Although this programme allowed attendees to be more flexible with their diet, the results do not indicate weight gain any greater than could be expected in the general population – 0.30 kg and 0.56 kg weight gain at 6 and 12 months, respectively.

Where next?
Session 2 has been changed to become an individual appointment (face-to-face or by telephone) to discuss the person’s completed carbohydrate food diary. This allows for individual questions and calculation of carbohydrate ratios and correction doses. 

The evaluations have been changed to collect quality-of-life data using the Problem Areas in Diabetes (PAID) score, which should be completed before session 1 and repeated at 3–6 months after the course.
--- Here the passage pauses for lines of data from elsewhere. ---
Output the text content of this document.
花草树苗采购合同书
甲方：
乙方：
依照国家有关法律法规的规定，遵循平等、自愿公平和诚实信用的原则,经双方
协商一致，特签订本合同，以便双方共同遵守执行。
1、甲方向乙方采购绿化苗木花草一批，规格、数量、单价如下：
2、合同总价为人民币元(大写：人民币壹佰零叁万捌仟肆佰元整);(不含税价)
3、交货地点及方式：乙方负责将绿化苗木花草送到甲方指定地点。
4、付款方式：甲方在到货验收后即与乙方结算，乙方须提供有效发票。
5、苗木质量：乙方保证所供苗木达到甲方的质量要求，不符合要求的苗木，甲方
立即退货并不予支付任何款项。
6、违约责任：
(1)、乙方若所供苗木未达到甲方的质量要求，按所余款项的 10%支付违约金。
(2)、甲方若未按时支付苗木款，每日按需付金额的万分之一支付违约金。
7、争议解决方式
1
Practice nurses and GPs have been invited to join the sessions and can refer their patients. 

With current funding, we cannot offer this programme in community locations; however, this maybe a viable option with the prospect of GP commissioning. We may also consider developing a session for those on alternative insulin regimens.

REFERENCES:

Department of Health (2001) National Service Framework for Diabetes: Standards. DH, London.